Dissertation:

Abstract In my dissertation, I examine an understudied feature of civil wars: legal militias. These are armed groups that receive formal recognition from the state but remain separate from regular forces like the police or military. I argue that legalization encourages militia formation by lowering the costs of mobilization. This is most likely to occur in areas that combine three conditions: a high insurgent threat, which creates demand for protection; high land inequality, which gives local elites strong incentives to mobilize; and intermediate state capacity, where the state is strong enough to offer recognition but too weak to provide direct security. Once formed, legal militias reshape conflict dynamics by providing local intelligence and making the armed landscape more legible to the state.

Reviewed & In Review

Making, Updating, and Querying Causal Models with CausalQueries

with Till Tietz, Georgiy Syunyaev, and Macartan Humphreys

Abstract The `R` package `CausalQueries` can be used to make, update, and query causal models defined on binary nodes. Users provide a causal statement of the form `X -> M <- Y; M <- -> Y` which is interpreted as a structural causal model over a collection of binary nodes. Then `CausalQueries` allows users to (1) identify the set of principal strata—causal types—required to characterize all possible causal relations between nodes that are consistent with the causal statement; (2) determine a set of parameters needed to characterize distributions over these causal types; (3) update beliefs over distributions of causal types using a `stan` model plus data; and (4) pose a wide range of causal queries of the model, using either the prior distribution, the posterior distribution, or a user-specified candidate vector of parameters.

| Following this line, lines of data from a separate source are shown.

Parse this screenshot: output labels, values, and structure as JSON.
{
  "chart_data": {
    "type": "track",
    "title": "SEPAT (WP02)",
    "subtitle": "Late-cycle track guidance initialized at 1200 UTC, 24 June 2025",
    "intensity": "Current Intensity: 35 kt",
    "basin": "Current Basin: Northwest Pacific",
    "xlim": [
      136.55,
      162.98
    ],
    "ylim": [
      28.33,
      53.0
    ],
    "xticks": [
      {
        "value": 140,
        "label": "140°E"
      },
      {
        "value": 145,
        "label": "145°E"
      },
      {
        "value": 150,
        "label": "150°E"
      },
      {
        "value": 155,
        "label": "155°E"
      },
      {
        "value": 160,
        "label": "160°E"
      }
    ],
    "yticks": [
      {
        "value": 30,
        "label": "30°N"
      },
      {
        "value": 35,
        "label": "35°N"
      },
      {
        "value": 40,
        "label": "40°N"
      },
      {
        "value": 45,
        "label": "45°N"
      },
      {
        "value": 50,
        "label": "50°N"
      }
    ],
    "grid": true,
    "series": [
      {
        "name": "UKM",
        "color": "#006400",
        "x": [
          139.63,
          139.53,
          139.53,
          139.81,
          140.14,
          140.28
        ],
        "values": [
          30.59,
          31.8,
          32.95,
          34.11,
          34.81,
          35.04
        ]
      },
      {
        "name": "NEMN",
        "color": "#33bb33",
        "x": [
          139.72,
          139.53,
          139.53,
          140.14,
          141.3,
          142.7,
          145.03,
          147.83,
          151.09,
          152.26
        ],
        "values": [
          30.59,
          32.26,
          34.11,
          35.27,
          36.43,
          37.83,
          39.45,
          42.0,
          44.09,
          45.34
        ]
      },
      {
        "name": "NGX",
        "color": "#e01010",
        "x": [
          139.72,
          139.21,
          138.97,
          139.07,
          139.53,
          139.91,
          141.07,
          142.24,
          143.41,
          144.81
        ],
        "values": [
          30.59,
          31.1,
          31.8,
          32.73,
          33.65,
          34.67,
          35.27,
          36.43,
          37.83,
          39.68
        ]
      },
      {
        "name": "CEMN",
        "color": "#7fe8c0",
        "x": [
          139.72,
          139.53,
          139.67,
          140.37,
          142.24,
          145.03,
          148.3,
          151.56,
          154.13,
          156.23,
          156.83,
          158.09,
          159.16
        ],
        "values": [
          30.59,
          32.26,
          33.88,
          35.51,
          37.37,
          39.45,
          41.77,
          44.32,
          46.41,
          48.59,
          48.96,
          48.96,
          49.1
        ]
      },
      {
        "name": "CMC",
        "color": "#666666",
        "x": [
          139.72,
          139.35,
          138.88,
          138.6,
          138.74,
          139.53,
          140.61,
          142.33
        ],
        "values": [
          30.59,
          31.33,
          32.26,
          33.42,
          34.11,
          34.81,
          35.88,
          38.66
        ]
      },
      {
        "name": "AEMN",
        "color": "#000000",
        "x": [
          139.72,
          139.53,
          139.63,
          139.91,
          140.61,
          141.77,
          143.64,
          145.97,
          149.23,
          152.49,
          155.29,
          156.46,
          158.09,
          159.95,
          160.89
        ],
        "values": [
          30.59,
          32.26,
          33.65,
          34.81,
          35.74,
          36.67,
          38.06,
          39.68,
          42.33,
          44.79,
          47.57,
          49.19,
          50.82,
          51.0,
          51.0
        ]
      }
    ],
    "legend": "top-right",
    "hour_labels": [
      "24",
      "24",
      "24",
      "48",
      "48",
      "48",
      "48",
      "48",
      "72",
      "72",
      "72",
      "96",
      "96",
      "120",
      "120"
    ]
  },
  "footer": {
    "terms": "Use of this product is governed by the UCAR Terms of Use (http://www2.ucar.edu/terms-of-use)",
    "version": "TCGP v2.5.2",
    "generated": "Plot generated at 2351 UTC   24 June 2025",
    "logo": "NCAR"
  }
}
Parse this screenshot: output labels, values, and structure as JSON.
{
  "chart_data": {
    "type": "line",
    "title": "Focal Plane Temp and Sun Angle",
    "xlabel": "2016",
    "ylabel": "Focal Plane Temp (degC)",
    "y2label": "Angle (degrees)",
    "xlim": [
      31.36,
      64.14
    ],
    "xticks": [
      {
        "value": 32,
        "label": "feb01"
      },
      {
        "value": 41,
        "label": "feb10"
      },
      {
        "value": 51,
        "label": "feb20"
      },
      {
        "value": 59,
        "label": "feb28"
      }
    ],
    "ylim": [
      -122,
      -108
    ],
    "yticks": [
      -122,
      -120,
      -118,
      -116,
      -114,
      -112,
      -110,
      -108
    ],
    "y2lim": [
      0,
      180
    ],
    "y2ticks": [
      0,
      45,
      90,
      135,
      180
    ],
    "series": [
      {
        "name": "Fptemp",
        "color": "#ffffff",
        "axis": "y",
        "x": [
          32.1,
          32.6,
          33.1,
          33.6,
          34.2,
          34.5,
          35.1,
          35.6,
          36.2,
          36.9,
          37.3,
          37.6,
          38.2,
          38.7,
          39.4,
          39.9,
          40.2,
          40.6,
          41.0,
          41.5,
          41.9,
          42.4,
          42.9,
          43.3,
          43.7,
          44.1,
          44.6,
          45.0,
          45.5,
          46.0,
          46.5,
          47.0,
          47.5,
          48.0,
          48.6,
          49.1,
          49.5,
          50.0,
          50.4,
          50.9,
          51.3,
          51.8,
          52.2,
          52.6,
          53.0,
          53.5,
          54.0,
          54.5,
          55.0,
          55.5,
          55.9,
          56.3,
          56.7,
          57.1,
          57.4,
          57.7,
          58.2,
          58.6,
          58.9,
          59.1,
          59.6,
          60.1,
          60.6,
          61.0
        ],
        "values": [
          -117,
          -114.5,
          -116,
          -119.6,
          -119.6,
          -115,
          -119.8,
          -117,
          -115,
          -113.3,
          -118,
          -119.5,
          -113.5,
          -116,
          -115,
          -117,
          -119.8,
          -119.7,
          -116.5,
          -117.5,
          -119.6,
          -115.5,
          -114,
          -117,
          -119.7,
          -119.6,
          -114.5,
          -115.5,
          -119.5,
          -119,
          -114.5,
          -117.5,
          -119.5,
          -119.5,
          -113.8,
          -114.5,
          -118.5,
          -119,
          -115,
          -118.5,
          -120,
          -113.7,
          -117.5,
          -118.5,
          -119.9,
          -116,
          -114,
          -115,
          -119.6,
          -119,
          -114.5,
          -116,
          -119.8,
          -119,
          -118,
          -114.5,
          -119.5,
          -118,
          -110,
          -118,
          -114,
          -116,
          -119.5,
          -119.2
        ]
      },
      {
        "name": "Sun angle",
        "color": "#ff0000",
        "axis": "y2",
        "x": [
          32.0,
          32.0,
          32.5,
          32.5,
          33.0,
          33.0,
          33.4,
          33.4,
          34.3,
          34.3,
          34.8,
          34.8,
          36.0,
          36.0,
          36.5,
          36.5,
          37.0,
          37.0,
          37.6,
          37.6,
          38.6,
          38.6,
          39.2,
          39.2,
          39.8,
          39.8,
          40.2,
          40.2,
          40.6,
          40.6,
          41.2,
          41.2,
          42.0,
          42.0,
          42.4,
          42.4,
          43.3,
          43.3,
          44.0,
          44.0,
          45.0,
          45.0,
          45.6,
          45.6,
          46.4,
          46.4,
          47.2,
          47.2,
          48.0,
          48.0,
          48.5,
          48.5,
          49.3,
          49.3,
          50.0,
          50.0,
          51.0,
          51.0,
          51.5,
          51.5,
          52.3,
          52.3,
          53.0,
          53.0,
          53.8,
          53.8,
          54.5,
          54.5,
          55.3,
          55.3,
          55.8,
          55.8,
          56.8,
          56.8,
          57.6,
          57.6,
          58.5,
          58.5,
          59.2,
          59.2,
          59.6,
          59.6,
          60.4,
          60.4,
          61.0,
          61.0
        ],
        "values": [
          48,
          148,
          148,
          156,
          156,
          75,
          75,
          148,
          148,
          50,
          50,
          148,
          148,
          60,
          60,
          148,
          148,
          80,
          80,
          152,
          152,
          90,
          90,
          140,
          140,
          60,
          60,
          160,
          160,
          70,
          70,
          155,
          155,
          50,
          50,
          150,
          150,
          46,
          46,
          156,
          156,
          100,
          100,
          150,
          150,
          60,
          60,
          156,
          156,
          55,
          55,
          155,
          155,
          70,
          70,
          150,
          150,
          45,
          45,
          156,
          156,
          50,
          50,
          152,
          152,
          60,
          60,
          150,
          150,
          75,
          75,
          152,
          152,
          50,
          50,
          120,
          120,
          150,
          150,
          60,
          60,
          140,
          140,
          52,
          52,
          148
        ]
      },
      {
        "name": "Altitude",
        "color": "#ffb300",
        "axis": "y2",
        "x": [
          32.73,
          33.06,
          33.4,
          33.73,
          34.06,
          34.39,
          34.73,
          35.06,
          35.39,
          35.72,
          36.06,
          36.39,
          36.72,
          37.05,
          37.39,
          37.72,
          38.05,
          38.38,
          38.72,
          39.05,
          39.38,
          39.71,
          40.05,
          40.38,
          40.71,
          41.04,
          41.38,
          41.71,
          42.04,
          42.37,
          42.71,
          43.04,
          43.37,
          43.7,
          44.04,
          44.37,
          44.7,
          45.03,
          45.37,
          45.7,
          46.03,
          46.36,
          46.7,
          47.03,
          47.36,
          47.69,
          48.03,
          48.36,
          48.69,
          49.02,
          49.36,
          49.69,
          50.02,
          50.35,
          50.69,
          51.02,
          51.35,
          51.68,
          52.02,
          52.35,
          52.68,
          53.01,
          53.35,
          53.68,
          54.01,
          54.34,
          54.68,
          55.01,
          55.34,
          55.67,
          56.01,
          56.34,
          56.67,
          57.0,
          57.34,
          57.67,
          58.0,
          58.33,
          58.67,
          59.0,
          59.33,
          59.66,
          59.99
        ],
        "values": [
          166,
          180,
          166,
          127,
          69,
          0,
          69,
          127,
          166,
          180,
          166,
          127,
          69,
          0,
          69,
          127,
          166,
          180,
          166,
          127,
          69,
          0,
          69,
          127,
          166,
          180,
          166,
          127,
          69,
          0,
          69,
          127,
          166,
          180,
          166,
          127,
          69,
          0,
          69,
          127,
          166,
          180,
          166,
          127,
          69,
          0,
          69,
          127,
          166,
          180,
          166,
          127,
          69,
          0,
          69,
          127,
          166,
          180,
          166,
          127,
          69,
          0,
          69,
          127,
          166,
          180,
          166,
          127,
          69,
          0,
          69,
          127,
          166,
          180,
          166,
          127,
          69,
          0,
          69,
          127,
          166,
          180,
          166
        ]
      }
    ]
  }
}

Submitted to Journal of Statistical Software


Citizen Attitudes Toward Traditional and State Authorities: Substitutes or Complements?

with Peter van der Windt, Macartan Humphreys, Jeffrey Timmons, and Marteen Voors

Abstract Do citizens view state and traditional authorities as substitutes or complements? Past work has been divided on this question. Some scholars point to competition between attitudes toward these entities, suggesting substitution, whereas others highlight positive correlations, suggesting complementarity. Addressing this question, however, is difficult, as it requires assessing the effects of exogenous changes in the latent valuation of one authority on an individual’s support for another. We show that this quantity—a type of elasticity—cannot be inferred from correlations between support for the two forms of authority. We employ a structural model to estimate this elasticity of substitution using data from 816 villages in the Democratic Republic of Congo and plausibly exogenous rainfall and conflict shocks. Despite prima facie evidence for substitution logics, our model’s outcomes are consistent with complementarity.

📄 Published Article
💻 Replication Code

(Class) Disparities in Policing

Abstract This paper proposes a game-theoretic model to explain class-based disparities in police violence, emphasizing how unequal access to judicial institutions shapes citizen-police interactions and the spatial distribution of officer behavior. Unlike existing accounts of taste-based or statistical discrimination, this model highlights how structural inequalities in complaint mechanisms lead to a self-reinforcing dynamic: poor citizens, facing higher costs and lower probabilities of success when reporting police misconduct, are less likely to denounce abuse. Anticipating minimal risk of punishment, aggressive officers gravitate toward these areas, while non-aggressive officers prefer wealthier neighborhoods where complaints are more credible. The model yields clear comparative statics and multiple equilibria, showing how institutional design and officer assignment policies can either exacerbate or mitigate these disparities.

Marching for Change: Quantifying the Effects of Women’s Rights Protests on Legislation and Femicide in Latin America

with Johanna Reyes

Abstract Do protests against violence toward women help reduce it, or do they exacerbate it? Over the past 20 years, mass demonstrations with feminist causes have dramatically increased across the region. These movements have advocated for critical legislative changes, including the legalization of abortion and the recognition of femicide as a distinct criminal offense. But how effective are these protests? We analyze their impact both on legislation and on (actual) violence against women. Using an instrumental variable, we provide the first cross-country evaluation of the effects of protest agenda-seeding on femicide and whether these protests directly influence legislation criminalizing violence against women.